Concrètement, la nouvelle agence pourra notamment apporter des concours financiers aux collectivités territoriales, aux établissements publics de coopération intercommunale compétents et à certains organismes publics ou privés. Les préfets seront les délégués départementaux de l'agence. A ce titre, ils signeront et assureront le suivi des conventions signées entre l'agence et ses partenaires.

Le projet de loi prévoit, au-delà, un renforcement des pouvoirs de sanctions de la Haute Autorité de lutte contre les discriminations et pour l'égalité et légalise la pratique des vérifications à l'improviste (« testing » ) comme moyen de preuve d'éventuelles discriminations.

Un contrat pour répondre aux « carences de l'autorité parentale »

Le projet de loi instaure par ailleurs un « contrat de responsabilité parentale ». Il devrait être mis en place « en cas d'absentéisme scolaire ou de toute autre difficulté liée à une carence de l'autorité parentale » et proposé aux parents par le président du conseil général. Concrètement, le contrat rappellera à la famille ses obligations parentales et proposera « des mesures d'aide et d'actions sociales afin de revenir à une situation plus favorable à l'enfant ». Faute d'accord - à moins d'un motif légitime - ou si les obligations liées au contrat ne sont pas respectées, le président du conseil général pourra demander la suspension du versement de tout ou partie des prestations afférentes à l'enfant ou la mise sous tutelle des prestations familiales. En outre, en cas de faits susceptibles de constituer une infraction pénale, il pourra saisir le procureur de la République.

Signalons enfin deux articles du texte consacrés à la lutte contre les incivilités et tendant à renforcer les pouvoirs des maires en la matière. Le pouvoir de constatation des agents de police municipale pour certaines contraventions sera ainsi étendu. Les édiles pourront en outre, lorsque ces incivilités auront été commises sur le territoire communal mais pas au préjudice de la commune, proposer au parquet de recourir à une alternative aux poursuites. Et si elles ont porté préjudice à un bien de la commune, ils pourront proposer au contrevenant une transaction soumise à l'homologation du parquet, consistant en la réparation du préjudice.

Le texte devrait être présenté rapidement au Parlement.
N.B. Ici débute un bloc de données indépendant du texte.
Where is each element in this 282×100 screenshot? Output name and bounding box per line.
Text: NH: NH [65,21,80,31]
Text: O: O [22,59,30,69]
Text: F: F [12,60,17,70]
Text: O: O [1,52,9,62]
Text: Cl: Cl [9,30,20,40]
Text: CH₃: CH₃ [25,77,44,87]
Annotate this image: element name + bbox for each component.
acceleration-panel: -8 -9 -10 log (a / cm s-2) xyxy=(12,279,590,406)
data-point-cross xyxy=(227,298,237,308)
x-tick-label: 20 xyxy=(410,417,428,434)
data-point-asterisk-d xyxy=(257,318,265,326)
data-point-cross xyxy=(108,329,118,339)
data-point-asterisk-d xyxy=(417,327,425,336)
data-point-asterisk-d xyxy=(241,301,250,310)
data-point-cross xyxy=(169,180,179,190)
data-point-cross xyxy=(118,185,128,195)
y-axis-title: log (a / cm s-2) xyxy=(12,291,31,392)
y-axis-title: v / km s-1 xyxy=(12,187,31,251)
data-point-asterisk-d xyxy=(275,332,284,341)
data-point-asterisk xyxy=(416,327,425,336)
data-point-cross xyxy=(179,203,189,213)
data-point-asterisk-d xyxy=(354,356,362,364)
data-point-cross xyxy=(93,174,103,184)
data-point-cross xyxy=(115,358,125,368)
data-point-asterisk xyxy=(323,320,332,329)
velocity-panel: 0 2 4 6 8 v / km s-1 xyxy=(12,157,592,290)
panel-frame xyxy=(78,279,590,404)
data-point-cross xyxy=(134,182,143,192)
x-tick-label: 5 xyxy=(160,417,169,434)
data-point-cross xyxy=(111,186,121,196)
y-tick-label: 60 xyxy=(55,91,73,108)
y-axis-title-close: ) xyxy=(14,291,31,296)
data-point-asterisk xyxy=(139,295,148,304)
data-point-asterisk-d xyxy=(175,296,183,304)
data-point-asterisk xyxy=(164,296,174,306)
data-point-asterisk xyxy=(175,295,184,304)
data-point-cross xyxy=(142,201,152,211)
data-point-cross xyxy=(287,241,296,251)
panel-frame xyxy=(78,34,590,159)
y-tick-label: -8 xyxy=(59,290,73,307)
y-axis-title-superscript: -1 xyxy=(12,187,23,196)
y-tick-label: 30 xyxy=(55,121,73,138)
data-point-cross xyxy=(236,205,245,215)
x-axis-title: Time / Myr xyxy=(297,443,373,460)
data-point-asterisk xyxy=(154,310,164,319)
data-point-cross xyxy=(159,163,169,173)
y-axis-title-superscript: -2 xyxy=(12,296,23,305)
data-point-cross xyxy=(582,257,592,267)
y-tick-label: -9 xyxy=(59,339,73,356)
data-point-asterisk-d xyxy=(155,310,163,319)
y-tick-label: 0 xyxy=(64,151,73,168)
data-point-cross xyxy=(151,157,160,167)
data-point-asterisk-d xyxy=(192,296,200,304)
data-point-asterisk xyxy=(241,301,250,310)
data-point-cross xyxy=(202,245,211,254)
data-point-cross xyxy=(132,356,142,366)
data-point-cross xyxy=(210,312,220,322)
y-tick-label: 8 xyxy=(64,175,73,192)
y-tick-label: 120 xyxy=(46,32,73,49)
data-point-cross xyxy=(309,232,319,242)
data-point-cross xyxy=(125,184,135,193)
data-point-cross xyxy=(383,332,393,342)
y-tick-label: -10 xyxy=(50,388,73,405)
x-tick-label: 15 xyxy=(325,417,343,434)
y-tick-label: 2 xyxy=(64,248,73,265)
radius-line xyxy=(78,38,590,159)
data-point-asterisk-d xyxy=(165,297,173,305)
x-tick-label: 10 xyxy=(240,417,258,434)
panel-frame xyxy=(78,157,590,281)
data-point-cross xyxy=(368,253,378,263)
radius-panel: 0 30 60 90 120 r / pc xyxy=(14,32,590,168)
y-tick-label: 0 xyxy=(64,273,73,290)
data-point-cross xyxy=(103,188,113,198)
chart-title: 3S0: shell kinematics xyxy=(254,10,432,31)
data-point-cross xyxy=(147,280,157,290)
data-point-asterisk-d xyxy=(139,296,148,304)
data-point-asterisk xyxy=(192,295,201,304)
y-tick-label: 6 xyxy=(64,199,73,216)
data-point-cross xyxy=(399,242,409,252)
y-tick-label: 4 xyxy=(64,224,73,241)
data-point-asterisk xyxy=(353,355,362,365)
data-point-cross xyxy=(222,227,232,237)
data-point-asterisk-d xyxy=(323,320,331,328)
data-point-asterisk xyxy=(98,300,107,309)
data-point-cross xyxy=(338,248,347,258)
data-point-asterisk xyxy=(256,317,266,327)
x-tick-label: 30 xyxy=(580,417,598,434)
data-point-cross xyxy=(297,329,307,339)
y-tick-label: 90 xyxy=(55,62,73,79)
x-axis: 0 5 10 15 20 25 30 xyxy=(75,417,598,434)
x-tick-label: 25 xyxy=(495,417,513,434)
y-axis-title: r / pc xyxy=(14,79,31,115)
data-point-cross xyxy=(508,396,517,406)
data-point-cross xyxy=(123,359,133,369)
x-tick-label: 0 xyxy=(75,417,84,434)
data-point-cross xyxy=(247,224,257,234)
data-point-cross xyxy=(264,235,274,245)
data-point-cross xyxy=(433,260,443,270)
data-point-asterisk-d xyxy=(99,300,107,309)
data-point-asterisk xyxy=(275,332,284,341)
Jean-Louis Borloo souhaite en tout cas le voir publié « dans les deux mois ».

Notes

(1)  Voir ASH n° 2433 du 9-12-05.

(2)  Le projet de loi distingue bien deux phases : l'apprentissage junior initial, qui offre une initiation aux métiers, et l'apprentissage junior confirmé, durant lequel le jeune se trouve sous contrat d'apprentissage.

(3)  Le SEJE permet aux employeurs qui embauchent certaines catégories de jeunes de bénéficier d'une prime mensuelle dont le montant est majoré si le jeune embauché est sans qualification.